Over the course of the two weeks, nearly 200 sales students are taking part in the unique contest that tests their phone skills and face-to-face sales skills in a role-play situation.
“The fact that we offer this is extremely unique. There is no one else in the country that is asking students to do a voicemail, gatekeeper call and a role-play like this.”
Peterson created the showcase to give NIU students an opportunity to experience 21st century sales, which is not the same as it was 20 years ago.
“Technology has significantly changed the sales process,” Peterson said. “Customers are willing to do more and more things on the phone, using technology like conference calls, voicemail and Connect.”
The three-part contest challenges students to leave an effective voicemail, successfully get past a gatekeeper, and engage in a face-to-face role play with a mock customer.

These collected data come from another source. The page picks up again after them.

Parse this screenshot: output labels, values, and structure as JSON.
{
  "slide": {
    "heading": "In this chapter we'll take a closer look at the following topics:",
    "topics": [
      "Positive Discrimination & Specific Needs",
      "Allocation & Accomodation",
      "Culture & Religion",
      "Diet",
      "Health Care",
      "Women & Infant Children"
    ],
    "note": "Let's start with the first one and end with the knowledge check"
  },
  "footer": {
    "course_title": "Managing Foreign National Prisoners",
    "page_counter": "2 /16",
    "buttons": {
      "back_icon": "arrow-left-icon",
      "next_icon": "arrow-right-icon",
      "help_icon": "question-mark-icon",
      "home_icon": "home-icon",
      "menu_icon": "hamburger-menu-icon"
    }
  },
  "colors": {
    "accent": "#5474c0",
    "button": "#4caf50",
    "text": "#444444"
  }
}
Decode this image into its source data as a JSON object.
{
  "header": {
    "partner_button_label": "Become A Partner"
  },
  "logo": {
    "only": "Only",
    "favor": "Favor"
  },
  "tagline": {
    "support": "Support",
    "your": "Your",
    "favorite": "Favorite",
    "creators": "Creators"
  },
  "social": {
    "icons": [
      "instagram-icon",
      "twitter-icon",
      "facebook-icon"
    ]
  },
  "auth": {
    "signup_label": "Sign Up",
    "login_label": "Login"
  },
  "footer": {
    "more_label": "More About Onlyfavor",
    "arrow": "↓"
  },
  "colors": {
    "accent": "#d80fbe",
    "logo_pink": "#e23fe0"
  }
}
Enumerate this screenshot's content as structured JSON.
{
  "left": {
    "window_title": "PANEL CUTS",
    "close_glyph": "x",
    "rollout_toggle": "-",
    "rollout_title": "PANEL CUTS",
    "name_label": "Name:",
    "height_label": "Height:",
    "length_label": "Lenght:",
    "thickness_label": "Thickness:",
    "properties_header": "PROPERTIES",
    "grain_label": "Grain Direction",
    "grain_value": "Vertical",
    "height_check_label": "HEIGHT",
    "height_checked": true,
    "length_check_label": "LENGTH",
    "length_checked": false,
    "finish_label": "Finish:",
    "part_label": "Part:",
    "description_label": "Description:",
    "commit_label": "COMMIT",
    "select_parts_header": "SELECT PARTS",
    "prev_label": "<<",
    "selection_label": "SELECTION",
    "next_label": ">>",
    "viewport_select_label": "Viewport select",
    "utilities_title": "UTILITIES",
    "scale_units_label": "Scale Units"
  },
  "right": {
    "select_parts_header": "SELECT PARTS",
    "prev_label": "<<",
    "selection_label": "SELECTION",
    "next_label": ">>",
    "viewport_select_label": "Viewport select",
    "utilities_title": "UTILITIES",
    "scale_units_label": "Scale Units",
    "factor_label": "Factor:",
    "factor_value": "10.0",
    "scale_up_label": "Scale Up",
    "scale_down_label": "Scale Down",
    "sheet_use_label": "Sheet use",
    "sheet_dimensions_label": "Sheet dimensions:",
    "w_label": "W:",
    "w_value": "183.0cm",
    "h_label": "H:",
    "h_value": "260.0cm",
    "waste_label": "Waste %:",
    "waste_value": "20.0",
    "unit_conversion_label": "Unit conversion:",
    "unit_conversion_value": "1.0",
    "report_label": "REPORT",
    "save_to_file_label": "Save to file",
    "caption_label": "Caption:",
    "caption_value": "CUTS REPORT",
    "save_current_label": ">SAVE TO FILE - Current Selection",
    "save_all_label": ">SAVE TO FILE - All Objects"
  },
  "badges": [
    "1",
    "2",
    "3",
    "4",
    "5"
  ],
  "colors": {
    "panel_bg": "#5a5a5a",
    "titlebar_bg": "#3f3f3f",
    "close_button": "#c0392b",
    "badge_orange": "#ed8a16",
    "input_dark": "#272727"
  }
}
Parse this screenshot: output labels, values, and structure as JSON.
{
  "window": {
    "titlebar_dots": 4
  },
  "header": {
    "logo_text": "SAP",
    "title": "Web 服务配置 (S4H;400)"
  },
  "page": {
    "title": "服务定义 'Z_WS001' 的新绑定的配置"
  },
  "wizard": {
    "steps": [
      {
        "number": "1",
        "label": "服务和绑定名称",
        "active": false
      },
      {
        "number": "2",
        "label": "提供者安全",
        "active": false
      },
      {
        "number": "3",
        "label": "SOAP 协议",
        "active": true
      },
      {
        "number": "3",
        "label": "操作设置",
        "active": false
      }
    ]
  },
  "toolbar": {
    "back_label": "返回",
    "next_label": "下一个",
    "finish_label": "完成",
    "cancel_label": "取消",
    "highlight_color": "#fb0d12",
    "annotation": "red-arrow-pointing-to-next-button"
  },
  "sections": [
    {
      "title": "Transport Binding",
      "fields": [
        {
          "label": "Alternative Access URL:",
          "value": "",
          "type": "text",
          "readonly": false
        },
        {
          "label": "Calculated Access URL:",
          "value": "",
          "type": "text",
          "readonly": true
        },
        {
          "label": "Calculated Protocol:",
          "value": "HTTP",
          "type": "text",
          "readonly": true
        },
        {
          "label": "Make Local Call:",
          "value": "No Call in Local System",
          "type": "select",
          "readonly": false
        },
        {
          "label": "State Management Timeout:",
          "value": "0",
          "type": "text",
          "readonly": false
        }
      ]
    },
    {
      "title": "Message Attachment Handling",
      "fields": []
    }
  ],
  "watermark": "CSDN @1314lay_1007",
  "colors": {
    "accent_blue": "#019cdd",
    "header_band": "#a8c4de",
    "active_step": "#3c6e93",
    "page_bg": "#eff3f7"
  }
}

Using the KnowledgeShift role-play simulator Mobi-RolePlay, students will be recorded and measured on their techniques and abilities.
“KnowledgeShift’s simulator creates a real-life situation and allows the students to gain street experience as opposed to just book knowledge,” Peterson said. “The first time I ran through the Mobi-RolePlay, I was blown away by how real it seemed and how easy it was to use. The simulator allows students to experience real-life situations in a safe and scalable manner.”
Judges critique both the voicemail and gatekeeper calls using the simulator. More than 50 corporate executives from 22 area businesses will judge the role play encounter, with the top four students in two categories – 350-level and 450-level courses – competing in a playoff for cash prizes.
Peterson said opportunities like these are invaluable, and professionals in the sales industry confirm its importance.
“This is absolutely important,” Peterson said. “Firms on our sales advisory board come to Northern to hire students. When we tell them the students are learning to leave voicemails and deal with gatekeepers, they love it because that is a portion of sales that has not been taught.”
The role-play scenarios begin the week of Oct. 12 and culminate in the championship Thursday, Oct. 15.